Abu Dhabi’s planned Masdar City, which is to be the world’s first powered solely by renewable energy, now has its first residents — students at the Masdar Institute of Science and Technology.
“The total number of our students is about 170-175,” said Dr Fred Moavenzadeh, president of the environmental technology research-focused institute. “Of that, 100 of them, roughly, are here … living on the campus.”
These are the first residents of Masdar City, of which the institute, which is still being expanded, is the first part.
The planned city, whose name means “source” in Arabic, will cost 22 billion dollars (15.9 billion euros), cover six square kilometres (2.3 square miles) and will eventually house 40,000 residents, its website says.
It is to be located about 17 kilometres (roughly 10.5 miles) from downtown Abu Dhabi. But for now, Masdar Institute’s buildings are the only to have been completed, while a few others have been begun.
From a distance, the campus appears to be a single large, reddish-brown structure rising from the desert, with a small forest of construction cranes to one side. But up close, the details are striking.
The institute’s Knowledge Centre, which houses its library, has a curved roof with solar panels, and a front that is almost entirely made up of windows.
“All windows are shaded to prevent direct sunlight from reaching inside” to aid building cooling while still allowing natural lighting from indirect sunlight, said Hamza Kazim, the institute’s vice president for operations and finance.

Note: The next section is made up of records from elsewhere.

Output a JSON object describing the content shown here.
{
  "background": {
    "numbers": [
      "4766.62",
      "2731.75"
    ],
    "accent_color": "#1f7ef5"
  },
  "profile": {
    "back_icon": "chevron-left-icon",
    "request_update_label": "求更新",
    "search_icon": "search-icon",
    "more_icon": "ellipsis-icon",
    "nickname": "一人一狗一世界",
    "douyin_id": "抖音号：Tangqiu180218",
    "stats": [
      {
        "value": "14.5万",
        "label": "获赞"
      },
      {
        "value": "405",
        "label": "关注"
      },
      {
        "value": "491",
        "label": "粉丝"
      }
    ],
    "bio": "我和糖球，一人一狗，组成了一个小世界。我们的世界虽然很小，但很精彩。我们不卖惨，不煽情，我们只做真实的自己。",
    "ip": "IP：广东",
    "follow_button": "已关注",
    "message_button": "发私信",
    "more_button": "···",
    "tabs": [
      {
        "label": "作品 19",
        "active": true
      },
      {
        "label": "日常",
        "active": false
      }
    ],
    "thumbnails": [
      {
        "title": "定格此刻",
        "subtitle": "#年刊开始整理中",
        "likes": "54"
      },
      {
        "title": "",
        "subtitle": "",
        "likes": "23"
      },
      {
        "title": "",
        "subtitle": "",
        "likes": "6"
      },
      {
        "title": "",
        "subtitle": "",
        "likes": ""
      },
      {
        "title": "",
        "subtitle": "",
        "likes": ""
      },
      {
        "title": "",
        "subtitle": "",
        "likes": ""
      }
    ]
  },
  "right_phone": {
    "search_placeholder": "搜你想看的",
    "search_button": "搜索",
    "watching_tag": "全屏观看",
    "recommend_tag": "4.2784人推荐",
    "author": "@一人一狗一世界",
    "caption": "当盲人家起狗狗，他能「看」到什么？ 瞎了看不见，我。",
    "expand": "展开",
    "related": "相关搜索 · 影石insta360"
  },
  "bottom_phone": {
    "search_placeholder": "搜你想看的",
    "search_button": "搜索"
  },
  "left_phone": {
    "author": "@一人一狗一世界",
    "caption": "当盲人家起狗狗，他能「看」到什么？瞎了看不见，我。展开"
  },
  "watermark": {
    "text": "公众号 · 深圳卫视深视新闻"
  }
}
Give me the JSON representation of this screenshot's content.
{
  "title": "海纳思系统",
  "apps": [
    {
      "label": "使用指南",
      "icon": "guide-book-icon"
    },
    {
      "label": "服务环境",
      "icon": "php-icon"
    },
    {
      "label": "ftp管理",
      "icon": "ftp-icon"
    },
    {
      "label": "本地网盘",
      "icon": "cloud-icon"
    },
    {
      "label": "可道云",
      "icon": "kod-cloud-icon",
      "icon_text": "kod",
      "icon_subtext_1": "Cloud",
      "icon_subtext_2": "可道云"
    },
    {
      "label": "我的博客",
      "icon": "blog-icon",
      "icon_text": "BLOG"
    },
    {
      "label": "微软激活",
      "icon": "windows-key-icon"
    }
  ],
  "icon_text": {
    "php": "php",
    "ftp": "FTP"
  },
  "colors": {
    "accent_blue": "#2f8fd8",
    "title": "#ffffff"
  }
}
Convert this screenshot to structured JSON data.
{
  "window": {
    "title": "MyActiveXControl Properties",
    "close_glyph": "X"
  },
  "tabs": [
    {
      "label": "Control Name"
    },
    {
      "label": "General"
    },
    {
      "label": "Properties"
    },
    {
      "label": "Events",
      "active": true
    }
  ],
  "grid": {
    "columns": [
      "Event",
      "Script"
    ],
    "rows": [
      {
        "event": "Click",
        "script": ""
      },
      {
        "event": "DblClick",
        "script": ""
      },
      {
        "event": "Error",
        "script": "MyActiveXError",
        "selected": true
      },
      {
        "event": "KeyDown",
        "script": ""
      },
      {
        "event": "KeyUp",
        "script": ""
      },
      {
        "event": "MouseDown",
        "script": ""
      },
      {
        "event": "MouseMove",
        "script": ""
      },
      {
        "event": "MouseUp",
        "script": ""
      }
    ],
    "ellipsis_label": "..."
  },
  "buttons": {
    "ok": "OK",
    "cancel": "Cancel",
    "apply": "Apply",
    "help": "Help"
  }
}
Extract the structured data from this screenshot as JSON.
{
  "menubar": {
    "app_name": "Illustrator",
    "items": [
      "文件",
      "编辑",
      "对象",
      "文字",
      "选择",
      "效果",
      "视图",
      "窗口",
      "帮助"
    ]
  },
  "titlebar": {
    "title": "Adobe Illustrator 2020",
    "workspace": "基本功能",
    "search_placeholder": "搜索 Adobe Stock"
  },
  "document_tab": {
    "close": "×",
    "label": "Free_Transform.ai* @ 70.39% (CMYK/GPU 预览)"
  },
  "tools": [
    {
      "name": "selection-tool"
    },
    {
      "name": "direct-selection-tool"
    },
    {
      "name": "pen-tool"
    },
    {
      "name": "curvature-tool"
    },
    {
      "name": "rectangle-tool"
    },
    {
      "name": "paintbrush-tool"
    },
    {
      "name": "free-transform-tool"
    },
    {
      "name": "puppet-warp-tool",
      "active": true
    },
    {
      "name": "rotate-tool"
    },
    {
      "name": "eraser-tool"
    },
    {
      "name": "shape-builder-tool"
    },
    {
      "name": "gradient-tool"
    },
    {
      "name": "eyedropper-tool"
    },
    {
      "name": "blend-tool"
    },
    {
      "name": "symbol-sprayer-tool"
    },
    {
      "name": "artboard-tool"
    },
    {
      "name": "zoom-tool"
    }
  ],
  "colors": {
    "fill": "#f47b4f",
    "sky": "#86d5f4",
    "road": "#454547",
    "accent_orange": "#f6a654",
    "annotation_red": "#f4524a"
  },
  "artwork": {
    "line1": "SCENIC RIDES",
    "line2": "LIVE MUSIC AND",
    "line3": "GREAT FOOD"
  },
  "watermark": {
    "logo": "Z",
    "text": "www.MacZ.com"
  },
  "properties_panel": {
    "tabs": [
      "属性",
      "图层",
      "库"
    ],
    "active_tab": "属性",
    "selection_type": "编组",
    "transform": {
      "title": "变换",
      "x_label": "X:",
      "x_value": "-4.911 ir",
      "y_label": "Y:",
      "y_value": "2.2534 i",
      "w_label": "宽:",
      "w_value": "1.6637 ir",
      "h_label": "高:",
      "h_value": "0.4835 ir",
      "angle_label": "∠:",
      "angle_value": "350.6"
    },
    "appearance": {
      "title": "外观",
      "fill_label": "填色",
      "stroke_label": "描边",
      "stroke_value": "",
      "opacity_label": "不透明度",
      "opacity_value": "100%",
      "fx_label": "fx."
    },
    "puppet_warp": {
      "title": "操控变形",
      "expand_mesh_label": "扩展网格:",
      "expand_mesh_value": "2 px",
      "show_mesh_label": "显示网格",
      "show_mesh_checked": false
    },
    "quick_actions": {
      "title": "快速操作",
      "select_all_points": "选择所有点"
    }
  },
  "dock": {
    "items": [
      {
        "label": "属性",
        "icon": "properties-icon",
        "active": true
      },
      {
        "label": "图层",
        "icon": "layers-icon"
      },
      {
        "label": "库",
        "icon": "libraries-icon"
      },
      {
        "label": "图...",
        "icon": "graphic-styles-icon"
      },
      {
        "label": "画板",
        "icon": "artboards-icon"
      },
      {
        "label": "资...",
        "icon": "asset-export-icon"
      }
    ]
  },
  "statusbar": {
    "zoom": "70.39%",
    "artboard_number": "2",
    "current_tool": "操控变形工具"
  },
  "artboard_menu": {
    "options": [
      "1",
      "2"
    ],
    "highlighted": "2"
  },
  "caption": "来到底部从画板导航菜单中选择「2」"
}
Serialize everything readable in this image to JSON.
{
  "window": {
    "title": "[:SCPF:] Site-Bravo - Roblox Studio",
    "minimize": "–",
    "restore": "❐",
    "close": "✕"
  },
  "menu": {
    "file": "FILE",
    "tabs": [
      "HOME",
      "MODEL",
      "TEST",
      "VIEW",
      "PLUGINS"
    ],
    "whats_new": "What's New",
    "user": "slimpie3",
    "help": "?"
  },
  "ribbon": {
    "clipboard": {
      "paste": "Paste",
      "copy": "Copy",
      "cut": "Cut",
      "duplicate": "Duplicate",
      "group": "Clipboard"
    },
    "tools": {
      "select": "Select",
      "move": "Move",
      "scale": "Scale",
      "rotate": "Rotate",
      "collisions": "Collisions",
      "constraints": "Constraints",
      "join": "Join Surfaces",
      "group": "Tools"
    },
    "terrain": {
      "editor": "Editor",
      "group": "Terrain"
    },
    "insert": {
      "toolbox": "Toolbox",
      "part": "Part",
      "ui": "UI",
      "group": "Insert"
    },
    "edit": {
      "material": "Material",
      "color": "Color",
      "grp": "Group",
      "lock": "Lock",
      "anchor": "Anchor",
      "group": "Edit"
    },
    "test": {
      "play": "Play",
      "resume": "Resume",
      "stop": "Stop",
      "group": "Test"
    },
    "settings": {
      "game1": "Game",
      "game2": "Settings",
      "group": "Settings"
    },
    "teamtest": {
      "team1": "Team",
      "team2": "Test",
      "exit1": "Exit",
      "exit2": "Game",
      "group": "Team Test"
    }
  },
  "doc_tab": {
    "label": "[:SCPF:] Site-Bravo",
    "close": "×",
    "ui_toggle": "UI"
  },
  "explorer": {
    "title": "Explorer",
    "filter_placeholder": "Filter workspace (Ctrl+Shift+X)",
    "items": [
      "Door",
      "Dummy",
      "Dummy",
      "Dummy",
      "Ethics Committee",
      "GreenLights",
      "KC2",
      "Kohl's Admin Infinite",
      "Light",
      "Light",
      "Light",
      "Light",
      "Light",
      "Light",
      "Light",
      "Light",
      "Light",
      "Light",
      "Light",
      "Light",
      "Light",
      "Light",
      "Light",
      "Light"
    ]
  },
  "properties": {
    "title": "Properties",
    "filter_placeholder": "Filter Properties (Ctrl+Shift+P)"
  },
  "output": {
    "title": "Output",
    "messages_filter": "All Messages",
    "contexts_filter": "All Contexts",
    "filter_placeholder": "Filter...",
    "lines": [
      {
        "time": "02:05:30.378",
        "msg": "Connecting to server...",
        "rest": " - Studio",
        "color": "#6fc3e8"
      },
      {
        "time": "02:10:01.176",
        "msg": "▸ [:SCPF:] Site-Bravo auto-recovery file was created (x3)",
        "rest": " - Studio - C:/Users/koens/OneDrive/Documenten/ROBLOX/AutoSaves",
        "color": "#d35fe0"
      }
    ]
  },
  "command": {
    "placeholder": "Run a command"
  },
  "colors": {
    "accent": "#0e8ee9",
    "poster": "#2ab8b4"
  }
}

From the front, it looks like a giant snorkeling mask, with the main staircase housed in a glass cylinder that extends from the building even resembling the part of such a mask that covers the nose.
Students are housed in terracotta-coloured buildings that form the outer ring of the campus. The curves and soft edges of the buildings give them an almost organic appearance.
They have solar panels on the roofs to collect energy and balconies shaded by latticework with geometric designs, echoing a traditional feature of Islamic architecture.
The institute’s classrooms and laboratories are in a large, rectangular, futuristic-looking glass and metal building in the centre of the campus, which also has roof-mounted solar panels.
Its sides are covered by sections of long, rectangular air cushions with reflective stainless steel behind them, a design meant to reduce energy use. This keeps direct sunlight off the building, aiding cooling, and also reduces sunlight reflected onto the streets.
“Shaded walkways and narrow streets reduce glare and solar gain,” Kazim said, while “the diagonal orientation of the streets and public spaces make the best use of the cooling night breeze and lessen the effect of hot daytime winds.”
The campus also features a modern take on the wind tower, a traditional architectural feature of the region. The steel tower with a large pipe at its centre catches breezes and funnels them to street level, providing cooling.
“I sometimes get the feeling that I’m in a spaceship in the middle of the desert,” Moavenzadeh quoted one student’s blog as saying about living on campus.
Masdar City will eventually be “a test-bed for technology” on which the institute is conducting research, said Moavenzadeh.
Director of the Technology and Development Programme for 39 years at the Massachusetts Institute of Technology, which is partnered with Masdar Institute, he joined the institute as president in July.
Masdar Institute’s aim is to produce “engineers who are oriented toward” research and development — the kind that are needed given the Gulf region’s wealth in resources and paucity of labour, Moavenzadeh said.
Students are therefore encouraged to spend no more than 50 percent of their time taking classes, and to devote the rest to research, he said.
The institute offers various master’s degrees, and introduced a doctoral programme this year. Masdar Institute’s first class is to graduate in 2011, Moavenzadeh said.
All students are currently on scholarships, and about 20-25 percent are Emirati.
While the 19th century was mainly one of focus on agriculture and the 20th centred on industry and development, the “21st century is going to be the century concerned about the environment,” Moavenzadeh said.
Therefore, “the focus of our research is primarily on the issues related to the climate change, the environment, clean technologies, sustainable technologies,” he said.
The Oil and Gas Year Abu Dhabi 2010 report put the emirate’s proven oil reserves at 98.2 billion barrels — 95 percent of the reserves of the United Arab Emirates, which are ranked seventh-largest in the world.
However, Abu Dhabi aims to be a center for renewable energy as well as petroleum.
By researching and investing in renewable energy, the emirate is seeking to stay in the business it knows, Moavenzadeh said.
“Energy is the business they know, and therefore by diversifying in the energy sector, they can produce results much faster than by going into something else.”